Staan – L'Europe bâtit son indépendance numérique face à Google et Bing

Les moteurs de recherche Qwant (français) et Ecosia (allemand) ont annoncé aujourd’hui une importante avancée, fruit de leur collaboration: une partie de leurs requêtes est désormais traitée par Staan, un index de recherche qu'ils ont développé conjointement.

Plus qu'une simple mise à jour technique, cette initiative représente une déclaration d'intention courageuse, visant à offrir une alternative plus souveraine, plus respectueuse de la vie privée et économiquement viable aux mastodontes que sont Google et Bing. L'histoire de Staan a commencé l'année dernière, lorsque Qwant, connu pour son engagement en faveur de la confidentialité, et Ecosia, le moteur de recherche à but non lucratif qui plante des arbres, ont uni leurs forces. De cette alliance est née une co-entreprise baptisée « European Search Perspective » (EUSP). Leur objectif commun ? Créer un index de recherche entièrement européen. Un index, pour simplifier, est le cerveau d'un moteur de recherche, une gigantesque bibliothèque du web, constamment mise à jour, qui catalogue et classe des milliards de pages pour nous fournir des réponses pertinentes en une fraction de seconde. En développant le leur, Qwant et Ecosia s'affranchissent de leur dépendance technologique vis-à-vis de Microsoft Bing, sur lequel ils s'appuyaient partiellement jusqu'à présent.

Les ambitions d'EUSP sont tout sauf modestes. D'ici la fin de l'année, l'entreprise vise à traiter environ 50 % des requêtes de recherche en France et 33 % en Allemagne via sa propre technologie. C'est un pas de géant vers une véritable autonomie. Qwant a d'ores et déjà commencé à utiliser Staan pour alimenter certaines de ses fonctionnalités les plus innovantes, comme les résumés de recherche générés par intelligence artificielle. Ecosia devrait suivre de près en intégrant prochainement des fonctionnalités similaires sur sa plateforme.

Mais la vision d'EUSP s'étend bien au-delà de ses propres moteurs de recherche.

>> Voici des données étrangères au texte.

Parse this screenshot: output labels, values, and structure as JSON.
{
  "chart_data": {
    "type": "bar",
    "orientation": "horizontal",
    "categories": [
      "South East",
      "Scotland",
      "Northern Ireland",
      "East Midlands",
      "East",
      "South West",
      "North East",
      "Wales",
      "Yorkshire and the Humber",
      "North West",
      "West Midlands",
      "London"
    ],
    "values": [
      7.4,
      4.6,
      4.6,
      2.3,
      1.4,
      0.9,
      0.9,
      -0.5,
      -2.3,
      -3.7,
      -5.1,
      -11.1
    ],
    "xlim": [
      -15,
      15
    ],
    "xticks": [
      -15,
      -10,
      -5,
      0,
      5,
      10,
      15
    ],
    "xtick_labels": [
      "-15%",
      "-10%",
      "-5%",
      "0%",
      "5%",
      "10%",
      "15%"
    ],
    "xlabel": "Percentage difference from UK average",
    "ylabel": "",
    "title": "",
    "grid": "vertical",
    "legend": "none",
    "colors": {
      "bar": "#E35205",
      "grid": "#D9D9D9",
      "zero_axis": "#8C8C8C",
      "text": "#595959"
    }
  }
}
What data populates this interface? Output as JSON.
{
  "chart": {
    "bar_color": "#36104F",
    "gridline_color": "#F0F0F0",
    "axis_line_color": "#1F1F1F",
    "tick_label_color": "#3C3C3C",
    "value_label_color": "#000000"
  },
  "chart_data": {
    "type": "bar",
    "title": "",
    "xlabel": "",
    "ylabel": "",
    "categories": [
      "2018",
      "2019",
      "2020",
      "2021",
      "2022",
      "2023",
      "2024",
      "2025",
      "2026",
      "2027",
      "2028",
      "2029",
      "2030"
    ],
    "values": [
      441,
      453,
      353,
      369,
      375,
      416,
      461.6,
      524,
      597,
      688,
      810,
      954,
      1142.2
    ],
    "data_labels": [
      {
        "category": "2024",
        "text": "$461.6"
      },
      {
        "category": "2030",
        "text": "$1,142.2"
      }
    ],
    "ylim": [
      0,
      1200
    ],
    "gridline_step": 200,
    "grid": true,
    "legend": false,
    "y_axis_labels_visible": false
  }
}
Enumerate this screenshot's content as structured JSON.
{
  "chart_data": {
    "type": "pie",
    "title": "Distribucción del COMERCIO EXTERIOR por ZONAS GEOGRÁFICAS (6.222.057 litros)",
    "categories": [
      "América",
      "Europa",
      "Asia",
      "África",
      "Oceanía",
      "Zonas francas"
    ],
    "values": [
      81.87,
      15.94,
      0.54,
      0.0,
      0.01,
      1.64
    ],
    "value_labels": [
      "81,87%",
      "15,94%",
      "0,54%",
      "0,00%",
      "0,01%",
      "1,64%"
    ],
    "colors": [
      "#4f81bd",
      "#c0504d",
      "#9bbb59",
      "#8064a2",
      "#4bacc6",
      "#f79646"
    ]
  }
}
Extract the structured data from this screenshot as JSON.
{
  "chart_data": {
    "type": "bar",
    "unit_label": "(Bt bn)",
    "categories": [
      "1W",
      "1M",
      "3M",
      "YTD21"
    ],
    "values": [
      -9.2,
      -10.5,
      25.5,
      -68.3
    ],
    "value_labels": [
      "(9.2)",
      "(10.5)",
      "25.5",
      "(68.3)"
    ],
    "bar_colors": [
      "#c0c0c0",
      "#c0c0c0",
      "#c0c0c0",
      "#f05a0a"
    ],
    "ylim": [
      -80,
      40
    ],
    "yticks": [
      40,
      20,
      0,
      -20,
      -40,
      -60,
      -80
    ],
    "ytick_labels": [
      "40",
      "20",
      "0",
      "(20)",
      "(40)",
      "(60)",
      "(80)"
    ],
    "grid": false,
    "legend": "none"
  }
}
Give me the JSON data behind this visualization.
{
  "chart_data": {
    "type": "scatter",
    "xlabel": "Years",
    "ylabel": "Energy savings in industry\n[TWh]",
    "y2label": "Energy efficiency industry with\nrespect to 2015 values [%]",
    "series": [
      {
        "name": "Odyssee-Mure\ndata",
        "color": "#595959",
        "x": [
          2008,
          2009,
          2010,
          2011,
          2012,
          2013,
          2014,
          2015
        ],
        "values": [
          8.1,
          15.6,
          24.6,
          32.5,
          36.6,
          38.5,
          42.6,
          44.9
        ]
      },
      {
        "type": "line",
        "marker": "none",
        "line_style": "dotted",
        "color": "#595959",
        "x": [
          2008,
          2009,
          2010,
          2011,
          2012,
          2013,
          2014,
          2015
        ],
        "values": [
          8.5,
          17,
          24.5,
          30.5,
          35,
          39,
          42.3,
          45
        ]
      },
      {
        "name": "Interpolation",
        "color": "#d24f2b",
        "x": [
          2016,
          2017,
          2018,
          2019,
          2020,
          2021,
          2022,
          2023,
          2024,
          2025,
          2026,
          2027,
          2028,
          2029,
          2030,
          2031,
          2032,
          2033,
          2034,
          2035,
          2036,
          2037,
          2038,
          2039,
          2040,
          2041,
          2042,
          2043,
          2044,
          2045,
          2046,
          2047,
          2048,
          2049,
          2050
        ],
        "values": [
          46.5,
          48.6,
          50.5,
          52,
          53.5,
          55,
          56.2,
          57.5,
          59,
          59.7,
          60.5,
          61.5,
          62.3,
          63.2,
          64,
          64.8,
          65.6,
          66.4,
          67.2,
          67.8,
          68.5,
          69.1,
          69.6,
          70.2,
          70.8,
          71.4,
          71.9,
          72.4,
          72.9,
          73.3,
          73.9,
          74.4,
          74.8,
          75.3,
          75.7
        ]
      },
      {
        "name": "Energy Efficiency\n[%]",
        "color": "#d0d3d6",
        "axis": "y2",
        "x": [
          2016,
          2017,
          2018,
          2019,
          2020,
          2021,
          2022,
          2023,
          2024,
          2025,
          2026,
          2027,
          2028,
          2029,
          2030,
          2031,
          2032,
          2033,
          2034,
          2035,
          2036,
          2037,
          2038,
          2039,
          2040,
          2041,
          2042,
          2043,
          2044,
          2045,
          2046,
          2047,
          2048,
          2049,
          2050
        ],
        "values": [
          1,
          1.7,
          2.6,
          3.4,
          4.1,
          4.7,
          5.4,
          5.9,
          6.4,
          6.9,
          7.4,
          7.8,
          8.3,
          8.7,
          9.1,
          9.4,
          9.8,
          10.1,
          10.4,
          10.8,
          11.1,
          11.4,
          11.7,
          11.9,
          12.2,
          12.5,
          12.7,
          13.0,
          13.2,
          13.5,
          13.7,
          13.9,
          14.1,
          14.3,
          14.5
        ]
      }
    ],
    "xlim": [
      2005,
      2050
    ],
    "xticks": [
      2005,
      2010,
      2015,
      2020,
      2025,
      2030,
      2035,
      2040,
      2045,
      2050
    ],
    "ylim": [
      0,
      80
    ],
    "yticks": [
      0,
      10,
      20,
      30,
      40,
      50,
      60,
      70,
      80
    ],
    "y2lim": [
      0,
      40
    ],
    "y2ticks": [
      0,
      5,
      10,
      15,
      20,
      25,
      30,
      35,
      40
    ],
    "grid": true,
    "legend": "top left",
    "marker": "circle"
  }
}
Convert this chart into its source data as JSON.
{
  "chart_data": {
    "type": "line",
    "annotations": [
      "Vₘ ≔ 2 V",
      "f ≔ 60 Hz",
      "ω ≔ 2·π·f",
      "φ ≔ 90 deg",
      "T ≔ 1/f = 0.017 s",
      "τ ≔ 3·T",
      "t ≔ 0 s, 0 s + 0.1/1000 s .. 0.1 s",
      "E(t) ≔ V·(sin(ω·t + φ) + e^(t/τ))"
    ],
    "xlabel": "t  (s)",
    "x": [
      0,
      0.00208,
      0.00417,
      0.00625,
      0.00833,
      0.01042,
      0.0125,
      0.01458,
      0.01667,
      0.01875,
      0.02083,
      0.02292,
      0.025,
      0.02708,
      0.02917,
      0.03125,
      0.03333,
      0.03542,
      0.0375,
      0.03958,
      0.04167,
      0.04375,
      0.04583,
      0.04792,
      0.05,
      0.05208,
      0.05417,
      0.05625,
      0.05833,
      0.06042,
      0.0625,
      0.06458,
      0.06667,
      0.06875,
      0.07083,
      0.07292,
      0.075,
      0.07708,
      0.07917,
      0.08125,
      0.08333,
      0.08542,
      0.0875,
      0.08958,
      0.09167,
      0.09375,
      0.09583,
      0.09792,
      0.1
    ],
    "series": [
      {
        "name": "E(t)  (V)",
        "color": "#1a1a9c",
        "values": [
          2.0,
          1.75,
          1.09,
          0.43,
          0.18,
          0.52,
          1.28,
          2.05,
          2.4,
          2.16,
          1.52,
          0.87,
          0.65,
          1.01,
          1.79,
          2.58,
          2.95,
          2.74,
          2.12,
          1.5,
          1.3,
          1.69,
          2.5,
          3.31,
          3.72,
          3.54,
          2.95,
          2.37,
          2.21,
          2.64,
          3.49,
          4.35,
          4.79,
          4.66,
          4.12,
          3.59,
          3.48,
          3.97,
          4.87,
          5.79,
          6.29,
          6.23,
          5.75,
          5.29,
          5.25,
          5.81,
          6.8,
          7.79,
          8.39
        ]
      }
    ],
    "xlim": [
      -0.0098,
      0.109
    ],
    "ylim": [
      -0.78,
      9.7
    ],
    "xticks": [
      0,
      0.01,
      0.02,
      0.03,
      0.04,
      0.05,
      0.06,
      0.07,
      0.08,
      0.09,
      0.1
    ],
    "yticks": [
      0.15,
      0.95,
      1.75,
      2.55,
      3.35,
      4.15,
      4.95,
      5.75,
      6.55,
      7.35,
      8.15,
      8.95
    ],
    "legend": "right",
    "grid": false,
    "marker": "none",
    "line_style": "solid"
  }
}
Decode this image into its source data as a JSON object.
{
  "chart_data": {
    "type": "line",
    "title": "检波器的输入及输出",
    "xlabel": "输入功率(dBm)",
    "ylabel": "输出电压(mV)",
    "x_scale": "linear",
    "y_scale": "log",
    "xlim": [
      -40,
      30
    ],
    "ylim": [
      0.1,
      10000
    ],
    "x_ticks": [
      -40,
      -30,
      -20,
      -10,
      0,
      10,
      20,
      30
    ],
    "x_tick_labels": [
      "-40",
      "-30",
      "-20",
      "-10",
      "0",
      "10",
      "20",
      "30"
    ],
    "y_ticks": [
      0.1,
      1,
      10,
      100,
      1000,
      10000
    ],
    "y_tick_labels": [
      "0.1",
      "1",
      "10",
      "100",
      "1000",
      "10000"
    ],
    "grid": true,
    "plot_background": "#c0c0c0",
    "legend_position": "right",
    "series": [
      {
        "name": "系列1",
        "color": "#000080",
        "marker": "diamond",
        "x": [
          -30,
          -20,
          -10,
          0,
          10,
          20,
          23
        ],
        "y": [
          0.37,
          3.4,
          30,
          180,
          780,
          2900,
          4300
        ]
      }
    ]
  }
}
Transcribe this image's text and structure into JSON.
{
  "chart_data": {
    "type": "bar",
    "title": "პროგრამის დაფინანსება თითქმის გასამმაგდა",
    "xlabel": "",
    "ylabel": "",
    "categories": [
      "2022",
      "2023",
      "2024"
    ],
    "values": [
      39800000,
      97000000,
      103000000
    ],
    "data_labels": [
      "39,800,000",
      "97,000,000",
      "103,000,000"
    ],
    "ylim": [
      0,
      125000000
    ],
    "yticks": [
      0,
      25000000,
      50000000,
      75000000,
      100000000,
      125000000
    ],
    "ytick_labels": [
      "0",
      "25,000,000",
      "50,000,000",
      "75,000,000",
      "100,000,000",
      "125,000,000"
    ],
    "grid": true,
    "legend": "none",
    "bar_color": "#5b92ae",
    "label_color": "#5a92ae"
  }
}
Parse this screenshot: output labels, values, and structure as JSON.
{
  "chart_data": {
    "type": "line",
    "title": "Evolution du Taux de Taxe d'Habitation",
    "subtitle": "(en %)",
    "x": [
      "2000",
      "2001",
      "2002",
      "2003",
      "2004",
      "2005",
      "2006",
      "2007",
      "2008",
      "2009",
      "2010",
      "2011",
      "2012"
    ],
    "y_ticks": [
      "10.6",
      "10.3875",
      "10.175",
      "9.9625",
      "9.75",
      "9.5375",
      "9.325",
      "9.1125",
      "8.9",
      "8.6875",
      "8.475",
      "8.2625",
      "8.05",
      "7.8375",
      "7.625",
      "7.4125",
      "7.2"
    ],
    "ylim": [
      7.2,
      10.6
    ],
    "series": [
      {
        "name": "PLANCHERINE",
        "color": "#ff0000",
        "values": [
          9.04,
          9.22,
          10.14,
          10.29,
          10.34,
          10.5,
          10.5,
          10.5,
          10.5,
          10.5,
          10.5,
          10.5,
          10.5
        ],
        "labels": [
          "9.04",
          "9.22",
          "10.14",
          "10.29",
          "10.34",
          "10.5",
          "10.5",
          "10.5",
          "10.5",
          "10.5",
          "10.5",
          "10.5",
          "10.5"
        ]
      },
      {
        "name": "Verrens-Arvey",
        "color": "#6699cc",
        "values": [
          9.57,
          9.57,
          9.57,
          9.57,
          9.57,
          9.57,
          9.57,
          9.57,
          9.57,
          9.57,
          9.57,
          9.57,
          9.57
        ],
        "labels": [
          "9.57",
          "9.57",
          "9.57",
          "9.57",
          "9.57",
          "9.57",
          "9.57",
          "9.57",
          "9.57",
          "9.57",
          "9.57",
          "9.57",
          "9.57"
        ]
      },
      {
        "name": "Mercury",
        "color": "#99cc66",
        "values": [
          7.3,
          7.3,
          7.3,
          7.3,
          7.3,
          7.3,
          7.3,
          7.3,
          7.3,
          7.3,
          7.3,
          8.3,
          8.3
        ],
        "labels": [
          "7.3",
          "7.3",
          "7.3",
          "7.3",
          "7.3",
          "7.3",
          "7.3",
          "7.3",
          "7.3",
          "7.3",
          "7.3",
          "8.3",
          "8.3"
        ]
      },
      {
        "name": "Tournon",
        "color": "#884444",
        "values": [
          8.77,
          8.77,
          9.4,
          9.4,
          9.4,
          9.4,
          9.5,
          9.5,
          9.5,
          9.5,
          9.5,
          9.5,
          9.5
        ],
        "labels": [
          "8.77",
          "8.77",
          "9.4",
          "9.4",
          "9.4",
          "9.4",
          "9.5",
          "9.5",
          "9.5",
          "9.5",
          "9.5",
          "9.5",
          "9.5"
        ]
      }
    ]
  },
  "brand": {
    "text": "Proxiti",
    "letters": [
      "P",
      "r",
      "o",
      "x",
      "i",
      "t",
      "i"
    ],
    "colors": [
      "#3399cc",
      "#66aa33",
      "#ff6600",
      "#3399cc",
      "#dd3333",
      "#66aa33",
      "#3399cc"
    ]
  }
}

Le projet Staan est également présenté comme une solution pour d'autres entreprises, en particulier dans le domaine en pleine explosion des agents conversationnels.

« Si vous utilisez ChatGPT ou tout autre chatbot IA, ils s'appuient tous sur la recherche web pour ancrer leurs connaissances », explique Christian Kroll, le PDG d'Ecosia. « Notre index peut alimenter des recherches approfondies et des fonctions de résumé par IA. Les solutions de Google et Bing sont également coûteuses, et notre index peut offrir des fonctions de recherche puissantes pour un dixième du coût. »

Cette proposition de valeur économique pourrait s'avérer décisive pour séduire un écosystème technologique européen en quête d'alternatives performantes et abordables. Le but est de construire une pile technologique européenne souveraine par la suite. À l'instar d'entreprises comme Proton, qui développe une suite d'outils chiffrés (e-mail, calendrier, VPN), EUSP milite pour une Europe capable de maîtriser son infrastructure numérique fondamentale, sans dépendre des États-Unis ou de la Chine. Le contexte géopolitique actuel rend cette quête plus pertinente que jamais.

Dans une déclaration commune, les deux entreprises soulignent l'urgence de la situation:

« Le résultat des élections américaines de 2024 a rappelé aux décideurs politiques et aux innovateurs européens à quel point l'Europe reste exposée en ce qui concerne son infrastructure numérique de base. Une grande partie des couches européennes de recherche, de cloud et d'IA sont construites sur des piles technologiques de la Big Tech américaine, mettant des secteurs entiers, du journalisme à la technologie climatique, à la merci d'agendas politiques ou commerciaux. »

Ce projet est donc une réponse directe à cette vulnérabilité stratégique. En construisant une infrastructure européenne, régie par des lois locales comme le RGPD, Staan peut offrir des garanties de confidentialité que ses concurrents américains peinent à égaler. Christian Kroll insiste sur ce point, affirmant que la combinaison de leur index et du cadre juridique européen permet de proposer une solution de recherche intrinsèquement plus respectueuse de la vie privée.

Au final, ce lancement n'est pas seulement une nouvelle technique pour les amateurs de technologie. C'est un acte politique et économique fort. C'est la démonstration que deux acteurs européens, aux modèles pourtant différents, peuvent collaborer pour bâtir une alternative crédible et affirmer une vision commune. C'est la promesse d'un web où le choix ne se limite pas à deux ou trois options, mais où la souveraineté des données et l'indépendance stratégique deviennent des critères de sélection concrets. L'avenir nous dira si les utilisateurs et les entreprises du continent répondront à cet appel, mais une chose est certaine, une nouvelle page de l'histoire numérique européenne est en train de s'écrire.